I want another baby.

Not in couple of years.

I am ready to get up in the middle of the night.

I am ready to attempt to juggle two kids and life.

Now.

I hate infertility and having to go through the adoption process, praying, wishing, hoping for what is also one of worst grieving in the world for some other woman so I can be a mom again.

I hate having been such an idiot with our finances that we can’t adopt at the moment.

I hate it when everyone tries to convince me I’m “lucky” because I don’t have to go through pregnancy and birth.  Everyone being those who have no issues with getting pregnant like my sisters and my sister-in-law.

I hate the fact that the reason I struggled more with one couple in our group of friends’ pregnancies than with my sisters’ is because they had to use initial fertility treatments to get pregnant both times and I, underneath it all, actually wished they would not be able to get pregnant, so I would have someone close to me that understood.  Pathetic, isn’t that?  To wish the thing you wish you didn’t have on someone else, just so you could have someone to share the pain with.

And you know what?

It isn’t the biological connection I miss with Widget.  Even if she were biologically related, she would be her own person- not a Mini Me.  It is that every time I hug her, kiss her, watch her sleep, share a moment with her, I wish that I had been able to share life with her from the very beginning.

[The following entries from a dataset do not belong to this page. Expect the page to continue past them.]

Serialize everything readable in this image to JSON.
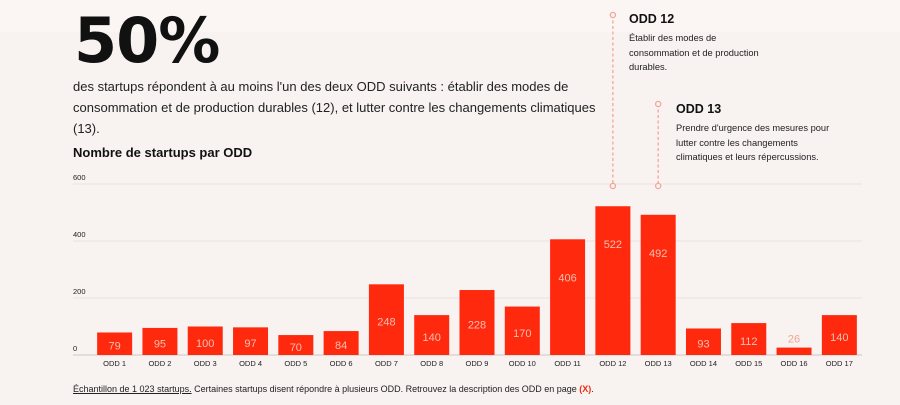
{
  "headline": {
    "stat": "50%",
    "text": "des startups répondent à au moins l'un des deux ODD suivants : établir des modes de consommation et de production durables (12), et lutter contre les changements climatiques (13)."
  },
  "section_title": "Nombre de startups par ODD",
  "callouts": [
    {
      "title": "ODD 12",
      "text": "Établir des modes de consommation et de production durables."
    },
    {
      "title": "ODD 13",
      "text": "Prendre d'urgence des mesures pour lutter contre les changements climatiques et leurs répercussions."
    }
  ],
  "chart_data": {
    "type": "bar",
    "categories": [
      "ODD 1",
      "ODD 2",
      "ODD 3",
      "ODD 4",
      "ODD 5",
      "ODD 6",
      "ODD 7",
      "ODD 8",
      "ODD 9",
      "ODD 10",
      "ODD 11",
      "ODD 12",
      "ODD 13",
      "ODD 14",
      "ODD 15",
      "ODD 16",
      "ODD 17"
    ],
    "values": [
      79,
      95,
      100,
      97,
      70,
      84,
      248,
      140,
      228,
      170,
      406,
      522,
      492,
      93,
      112,
      26,
      140
    ],
    "ylim": [
      0,
      600
    ],
    "yticks": [
      "0",
      "200",
      "400",
      "600"
    ],
    "grid": true,
    "bar_color": "#ff2a0e",
    "label_color": "#f7c0b2",
    "title": "",
    "xlabel": "",
    "ylabel": ""
  },
  "footnote": {
    "underlined": "Échantillon de 1 023 startups.",
    "text": " Certaines startups disent répondre à plusieurs ODD. Retrouvez la description des ODD en page ",
    "page_ref": "(X)",
    "end": "."
  }
}
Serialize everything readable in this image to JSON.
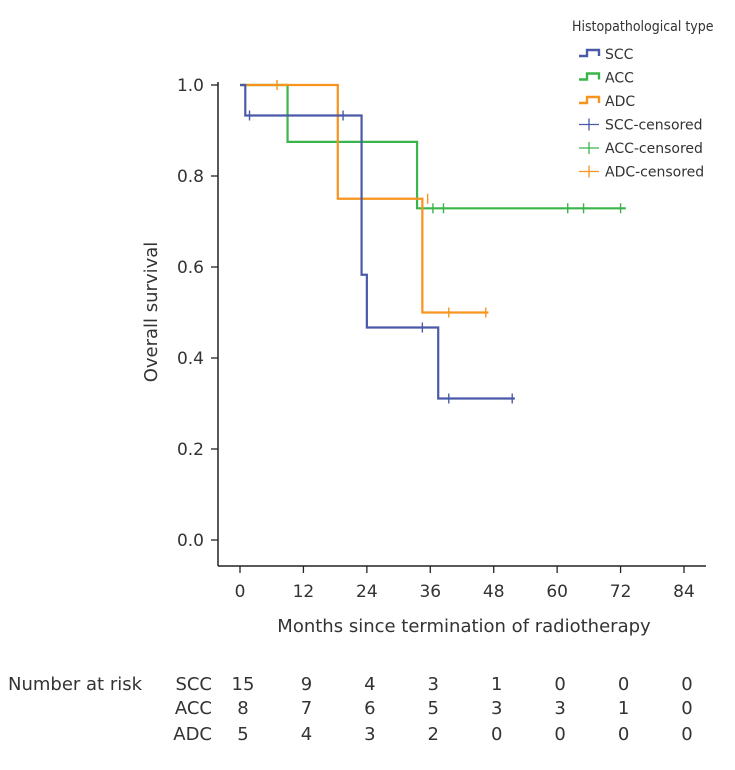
{
  "chart_data": {
    "type": "line",
    "subtype": "kaplan-meier",
    "xlabel": "Months since termination of radiotherapy",
    "ylabel": "Overall survival",
    "xlim": [
      -2,
      88
    ],
    "ylim": [
      -0.05,
      1.1
    ],
    "x_ticks": [
      0,
      12,
      24,
      36,
      48,
      60,
      72,
      84
    ],
    "y_ticks": [
      0.0,
      0.2,
      0.4,
      0.6,
      0.8,
      1.0
    ],
    "y_tick_labels": [
      "0.0",
      "0.2",
      "0.4",
      "0.6",
      "0.8",
      "1.0"
    ],
    "legend": {
      "title": "Histopathological type",
      "position": "top-right",
      "entries": [
        {
          "label": "SCC",
          "kind": "line",
          "color": "#4a5aa8"
        },
        {
          "label": "ACC",
          "kind": "line",
          "color": "#39b54a"
        },
        {
          "label": "ADC",
          "kind": "line",
          "color": "#f7941d"
        },
        {
          "label": "SCC-censored",
          "kind": "censor",
          "color": "#4a5aa8"
        },
        {
          "label": "ACC-censored",
          "kind": "censor",
          "color": "#39b54a"
        },
        {
          "label": "ADC-censored",
          "kind": "censor",
          "color": "#f7941d"
        }
      ]
    },
    "series": [
      {
        "name": "SCC",
        "color": "#4a5aa8",
        "steps": [
          [
            0,
            1.0
          ],
          [
            1,
            0.933
          ],
          [
            23,
            0.583
          ],
          [
            24,
            0.467
          ],
          [
            37.5,
            0.311
          ],
          [
            52,
            0.311
          ]
        ],
        "censored": [
          [
            1.8,
            0.933
          ],
          [
            19.5,
            0.933
          ],
          [
            34.5,
            0.467
          ],
          [
            39.5,
            0.311
          ],
          [
            51.5,
            0.311
          ]
        ]
      },
      {
        "name": "ACC",
        "color": "#39b54a",
        "steps": [
          [
            0,
            1.0
          ],
          [
            9,
            0.875
          ],
          [
            33.5,
            0.729
          ],
          [
            73,
            0.729
          ]
        ],
        "censored": [
          [
            36.5,
            0.729
          ],
          [
            38.5,
            0.729
          ],
          [
            62,
            0.729
          ],
          [
            65,
            0.729
          ],
          [
            72,
            0.729
          ]
        ]
      },
      {
        "name": "ADC",
        "color": "#f7941d",
        "steps": [
          [
            0,
            1.0
          ],
          [
            18.5,
            0.75
          ],
          [
            34.5,
            0.5
          ],
          [
            47,
            0.5
          ]
        ],
        "censored": [
          [
            7,
            1.0
          ],
          [
            35.5,
            0.75
          ],
          [
            39.5,
            0.5
          ],
          [
            46.5,
            0.5
          ]
        ]
      }
    ]
  },
  "risk_table": {
    "title": "Number at risk",
    "times": [
      0,
      12,
      24,
      36,
      48,
      60,
      72,
      84
    ],
    "rows": [
      {
        "label": "SCC",
        "values": [
          "15",
          "9",
          "4",
          "3",
          "1",
          "0",
          "0",
          "0"
        ]
      },
      {
        "label": "ACC",
        "values": [
          "8",
          "7",
          "6",
          "5",
          "3",
          "3",
          "1",
          "0"
        ]
      },
      {
        "label": "ADC",
        "values": [
          "5",
          "4",
          "3",
          "2",
          "0",
          "0",
          "0",
          "0"
        ]
      }
    ]
  }
}
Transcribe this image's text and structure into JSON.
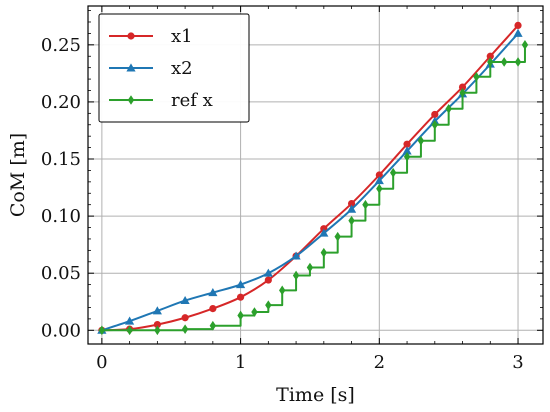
{
  "chart_data": {
    "type": "line",
    "title": "",
    "xlabel": "Time [s]",
    "ylabel": "CoM [m]",
    "xlim": [
      -0.1,
      3.18
    ],
    "ylim": [
      -0.012,
      0.284
    ],
    "x_ticks": [
      0,
      1,
      2,
      3
    ],
    "y_ticks": [
      0.0,
      0.05,
      0.1,
      0.15,
      0.2,
      0.25
    ],
    "x_tick_labels": [
      "0",
      "1",
      "2",
      "3"
    ],
    "y_tick_labels": [
      "0.00",
      "0.05",
      "0.10",
      "0.15",
      "0.20",
      "0.25"
    ],
    "grid": true,
    "legend_position": "top-left",
    "series": [
      {
        "name": "x1",
        "color": "#d62728",
        "marker": "circle",
        "line_style": "smooth",
        "x": [
          0,
          0.2,
          0.4,
          0.6,
          0.8,
          1.0,
          1.2,
          1.4,
          1.6,
          1.8,
          2.0,
          2.2,
          2.4,
          2.6,
          2.8,
          3.0
        ],
        "y": [
          0.0,
          0.001,
          0.005,
          0.011,
          0.019,
          0.029,
          0.044,
          0.065,
          0.089,
          0.111,
          0.136,
          0.163,
          0.189,
          0.213,
          0.24,
          0.267
        ]
      },
      {
        "name": "x2",
        "color": "#1f77b4",
        "marker": "triangle",
        "line_style": "smooth",
        "x": [
          0,
          0.2,
          0.4,
          0.6,
          0.8,
          1.0,
          1.2,
          1.4,
          1.6,
          1.8,
          2.0,
          2.2,
          2.4,
          2.6,
          2.8,
          3.0
        ],
        "y": [
          0.0,
          0.008,
          0.017,
          0.026,
          0.033,
          0.04,
          0.05,
          0.065,
          0.085,
          0.106,
          0.131,
          0.157,
          0.183,
          0.207,
          0.233,
          0.26
        ]
      },
      {
        "name": "ref x",
        "color": "#2ca02c",
        "marker": "diamond",
        "line_style": "step",
        "x": [
          0,
          0.2,
          0.4,
          0.6,
          0.8,
          1.0,
          1.1,
          1.2,
          1.3,
          1.4,
          1.5,
          1.6,
          1.7,
          1.8,
          1.9,
          2.0,
          2.1,
          2.2,
          2.3,
          2.4,
          2.5,
          2.6,
          2.7,
          2.8,
          2.9,
          3.0,
          3.05
        ],
        "y": [
          0.0,
          0.0,
          0.0,
          0.001,
          0.004,
          0.013,
          0.016,
          0.022,
          0.035,
          0.048,
          0.055,
          0.068,
          0.082,
          0.096,
          0.11,
          0.124,
          0.138,
          0.152,
          0.166,
          0.18,
          0.194,
          0.208,
          0.222,
          0.235,
          0.235,
          0.235,
          0.25
        ]
      }
    ]
  }
}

Plus, I will admit I was so self-absorbed in depression for much of her first two years of life, that I know I missed out on so much anyway.  Moments I can’t get back.

Even though I know another baby would not be reliving Widget’s babyhood, I am just living so much more in the present than I have in years.  The past is a part of me but it isn’t all of me.
Maybe all this is because physically I feel like crap- it is either allergies or a cold/flu deal (neither allergy stuff nor cold stuff have helped, particularly with the crackling going on in my right ear).

In any case, I have survived my 3 weeks and unless I’m unable to get out of bed tomorrow, I am going to see #5.